Trauma informed care has become an area of focus for Post Acute Care providers and survey agencies. Organizations are required to provide trauma-informed care that meets “professional standards of practice and accounting for residents’ experiences and preferences in order to eliminate or mitigate triggers that may cause re-traumatization of the resident” (p. 433, CMS, 2023).

The State Operations Manual (SOM), Appendix PP, identifies the Substance Abuse and Mental Health Services Administration (SAMHSA) as a resource when discussing caring for residents with trauma. Also discussed in the guidance is a “direct correlation between trauma and physical health conditions” (p. 434, CMS,2023). The SOM, Appendix PP, provides further guidance on assessment, care planning, and monitoring delivery of care and services. The following is a peak into the Minimum Data Set (MDS) when assessing a resident with trauma.

 

MDS Sections Impact Trauma Informed Care

 

The Resident Assessment Instrument (RAI) is one of the screening and assessment tools mentioned in FTag 699, Trauma Informed Care, to be used when assessing residents.

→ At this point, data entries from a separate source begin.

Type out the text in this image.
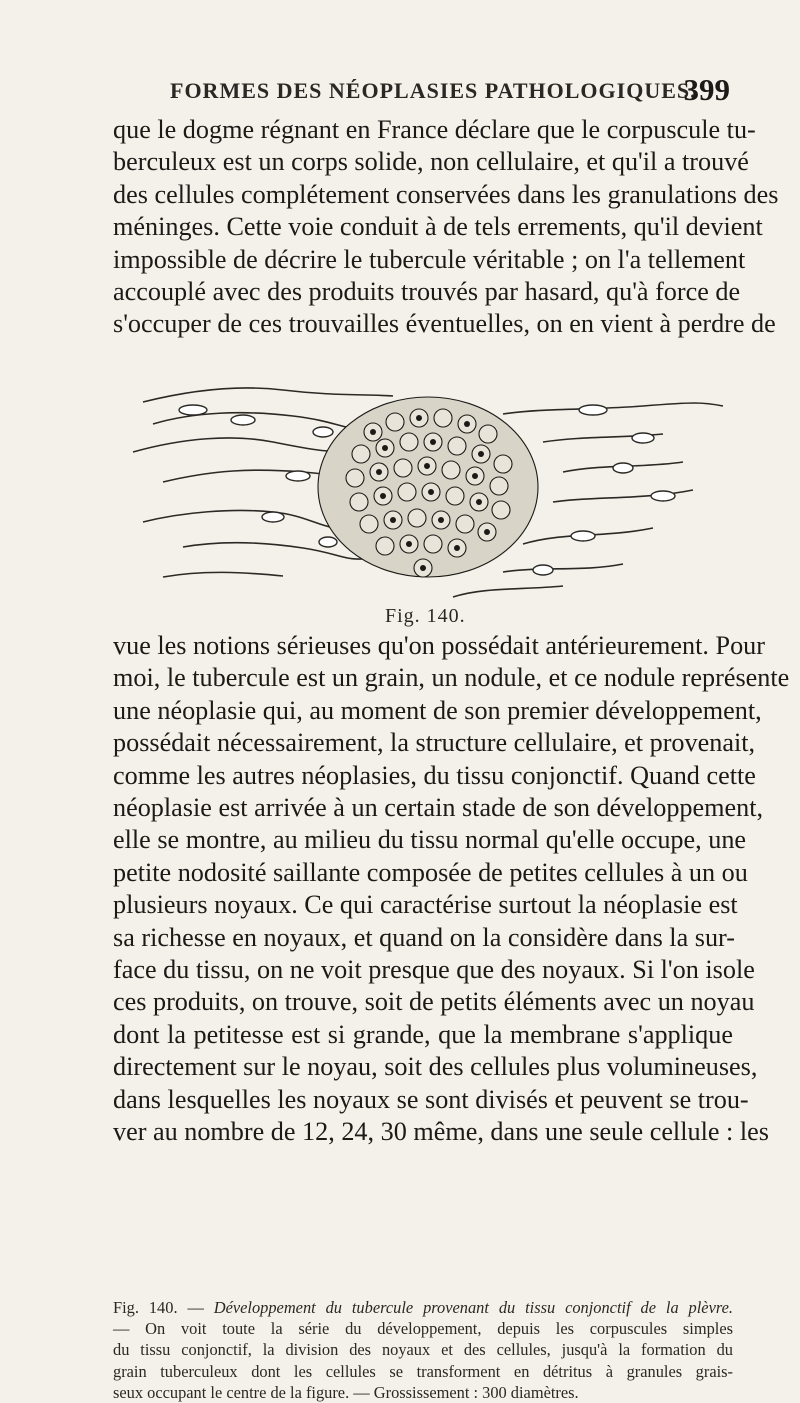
FORMES DES NÉOPLASIES PATHOLOGIQUES.
399

que le dogme régnant en France déclare que le corpuscule tu-
berculeux est un corps solide, non cellulaire, et qu'il a trouvé
des cellules complétement conservées dans les granulations des
méninges. Cette voie conduit à de tels errements, qu'il devient
impossible de décrire le tubercule véritable ; on l'a tellement
accouplé avec des produits trouvés par hasard, qu'à force de
s'occuper de ces trouvailles éventuelles, on en vient à perdre de

Fig. 140.

vue les notions sérieuses qu'on possédait antérieurement. Pour
moi, le tubercule est un grain, un nodule, et ce nodule représente
une néoplasie qui, au moment de son premier développement,
possédait nécessairement, la structure cellulaire, et provenait,
comme les autres néoplasies, du tissu conjonctif. Quand cette
néoplasie est arrivée à un certain stade de son développement,
elle se montre, au milieu du tissu normal qu'elle occupe, une
petite nodosité saillante composée de petites cellules à un ou
plusieurs noyaux. Ce qui caractérise surtout la néoplasie est
sa richesse en noyaux, et quand on la considère dans la sur-
face du tissu, on ne voit presque que des noyaux. Si l'on isole
ces produits, on trouve, soit de petits éléments avec un noyau
dont la petitesse est si grande, que la membrane s'applique
directement sur le noyau, soit des cellules plus volumineuses,
dans lesquelles les noyaux se sont divisés et peuvent se trou-
ver au nombre de 12, 24, 30 même, dans une seule cellule : les

Fig. 140. — Développement du tubercule provenant du tissu conjonctif de la plèvre.
— On voit toute la série du développement, depuis les corpuscules simples
du tissu conjonctif, la division des noyaux et des cellules, jusqu'à la formation du
grain tuberculeux dont les cellules se transforment en détritus à granules grais-
seux occupant le centre de la figure. — Grossissement : 300 diamètres.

This tool may be used with other screening and assessment tools specific to trauma mentioned in the guidance. As part of the RAI, a MDS is completed on all residents living in the nursing home on admission and at routine intervals. We therefore must ask ourselves: Have we correlated sections of the MDS that may require further investigation when completing the section and data element as it relates to trauma and trauma-informed care?

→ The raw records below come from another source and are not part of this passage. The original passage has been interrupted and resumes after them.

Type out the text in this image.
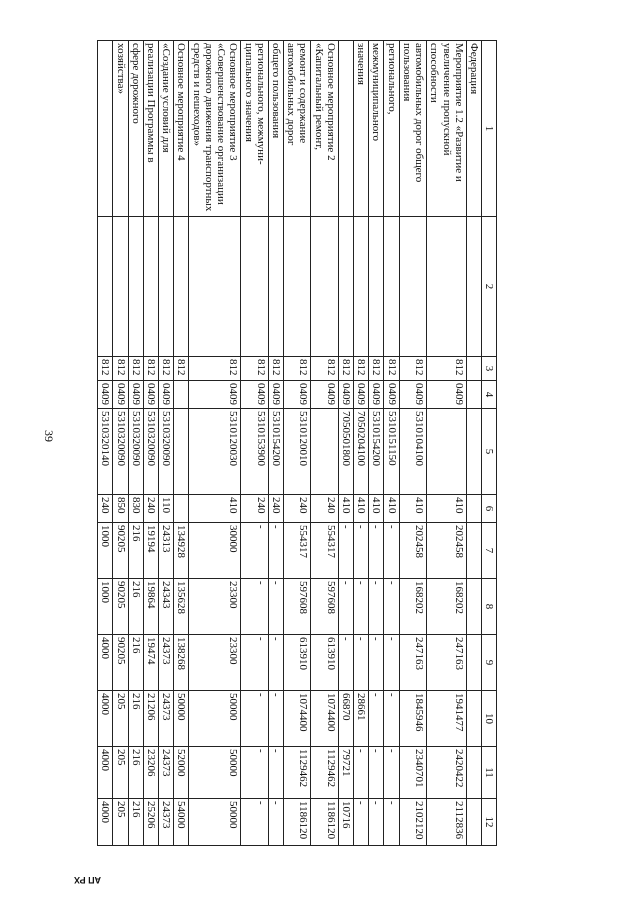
39
АП РХ
1	2	3	4	5	6	7	8	9	10	11	12
Федерация											
Мероприятие 1.2 «Развитие и увеличение пропускной способности		812	0409		410	202458	168202	247163	1941477	2420422	2112836
автомобильных дорог общего пользования		812	0409	5310104100	410	202458	168202	247163	1845946	2340701	2102120
регионального,		812	0409	5310151150	410	-	-	-	-	-	-
межмуниципального		812	0409	5310154200	410	-	-	-	-	-	-
значения		812	0409	7050204100	410	-	-	-	28661	-	-
		812	0409	7050501800	410	-	-	-	66870	79721	10716
Основное мероприятие 2 «Капитальный ремонт,		812	0409		240	554317	597608	613910	1074400	1129462	1186120
ремонт и содержание автомобильных дорог		812	0409	5310120010	240	554317	597608	613910	1074400	1129462	1186120
общего пользования		812	0409	5310154200	240	-	-	-	-	-	-
регионального, межмуни-ципального значения		812	0409	5310153900	240	-	-	-	-	-	-
Основное мероприятие 3 «Совершенствование организации дорожного движения транспортных средств и пешеходов»		812	0409	5310120030	410	30000	23300	23300	50000	50000	50000
Основное мероприятие 4		812				134928	135628	138268	50000	52000	54000
«Создание условий для		812	0409	5310320090	110	24313	24343	24373	24373	24373	24373
реализации Программы в		812	0409	5310320090	240	19194	19864	19474	21206	23206	25206
сфере дорожного		812	0409	5310320090	830	216	216	216	216	216	216
хозяйства»		812	0409	5310320090	850	90205	90205	90205	205	205	205
		812	0409	5310320140	240	1000	1000	4000	4000	4000	4000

      • For example, Section A, Identification Information, addresses social determinants of health (SDOH), race/ethnicity, and preferred language to be considered when setting a resident’s care plan. A resident may request no care givers as a cultural preference or prevention of re-traumatization.
      • Another example: if a resident is responding yes to data elements in Section D, Mood, have we further explored why? Is there a known traumatic history? Is there a concern that a resident with a traumatic history needs additional care and resources to address the mood indicators in this section? Is the resident socially isolating due to a history of trauma events?
      • Looking further, we find Section E, Behavior. If someone is having behaviors noted in section E have, have we looked to understand if there is a history of trauma in the resident’s background and ensure our care planning has addressed triggers and potential behaviors?
      • Section F, Preferences, begins reviewing the important daily activities of a resident.
      • Accuracy of Section I, Active Diagnoses, stimulates involvement of the resident’s physician in care and attends specifically to psychiatric/mood disorders – including post-traumatic stress disorder (PTSD).

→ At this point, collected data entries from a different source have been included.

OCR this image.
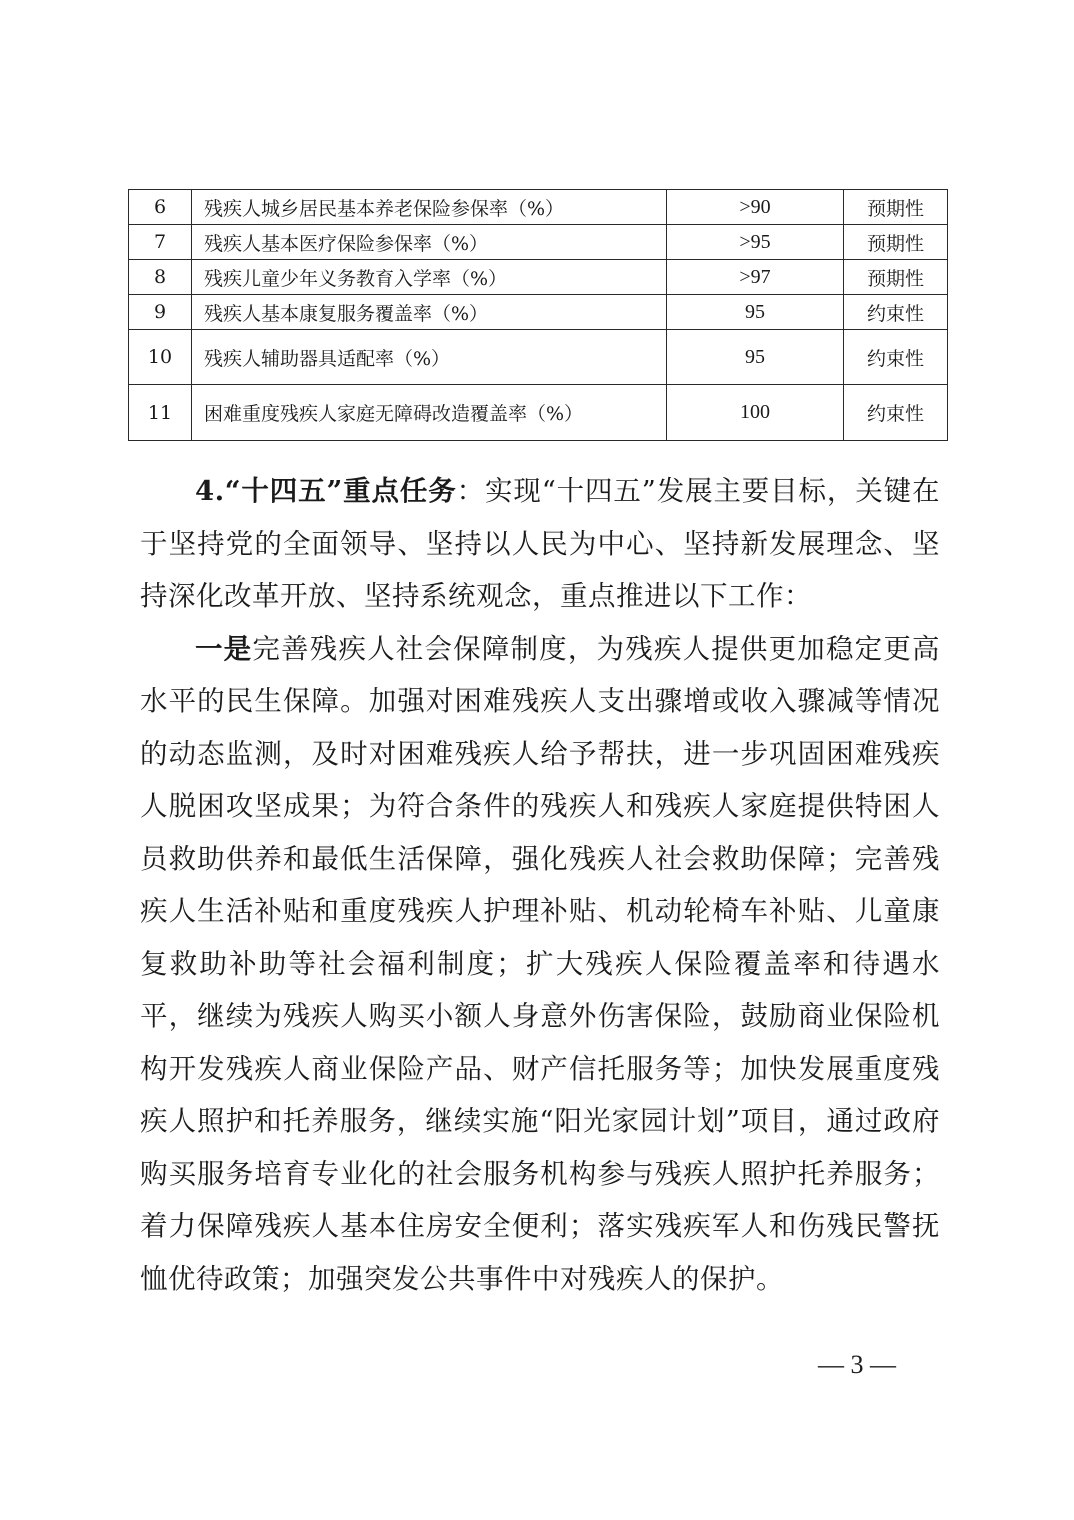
6	残疾人城乡居民基本养老保险参保率（%）	>90	预期性
7	残疾人基本医疗保险参保率（%）	>95	预期性
8	残疾儿童少年义务教育入学率（%）	>97	预期性
9	残疾人基本康复服务覆盖率（%）	95	约束性
10	残疾人辅助器具适配率（%）	95	约束性
11	困难重度残疾人家庭无障碍改造覆盖率（%）	100	约束性

4.“十四五”重点任务：实现“十四五”发展主要目标，关键在于坚持党的全面领导、坚持以人民为中心、坚持新发展理念、坚持深化改革开放、坚持系统观念，重点推进以下工作：

一是完善残疾人社会保障制度，为残疾人提供更加稳定更高水平的民生保障。加强对困难残疾人支出骤增或收入骤减等情况的动态监测，及时对困难残疾人给予帮扶，进一步巩固困难残疾人脱困攻坚成果；为符合条件的残疾人和残疾人家庭提供特困人员救助供养和最低生活保障，强化残疾人社会救助保障；完善残疾人生活补贴和重度残疾人护理补贴、机动轮椅车补贴、儿童康复救助补助等社会福利制度；扩大残疾人保险覆盖率和待遇水平，继续为残疾人购买小额人身意外伤害保险，鼓励商业保险机构开发残疾人商业保险产品、财产信托服务等；加快发展重度残疾人照护和托养服务，继续实施“阳光家园计划”项目，通过政府购买服务培育专业化的社会服务机构参与残疾人照护托养服务；着力保障残疾人基本住房安全便利；落实残疾军人和伤残民警抚恤优待政策；加强突发公共事件中对残疾人的保护。

— 3 —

These examples highlight a few sections of the MDS that can assist care givers when caring for residents with trauma.

 

What Should We Be Doing Now?

 

Each team of care givers must review the MDS, CAA, and care planning practices in relation to trauma-informed care so they can provide training and guidance on how the RAI system strengthens care practices of residents with a history of trauma. We recommend facilities:

 

        • Ensure protocols and processes are in place for the MDS team to review for trauma informed care
        • Monitor residents’ assessments for trauma
        • Incorporate areas for improvement in QAA/QAPI related to trauma informed care

Ultimately, the RAI system (MDS section/data element completion; care area assessment (CAA) process; care planning development, implementation, and evaluation) provides an opportunity to take a closer look at residents with a history of trauma and enhance established care practices.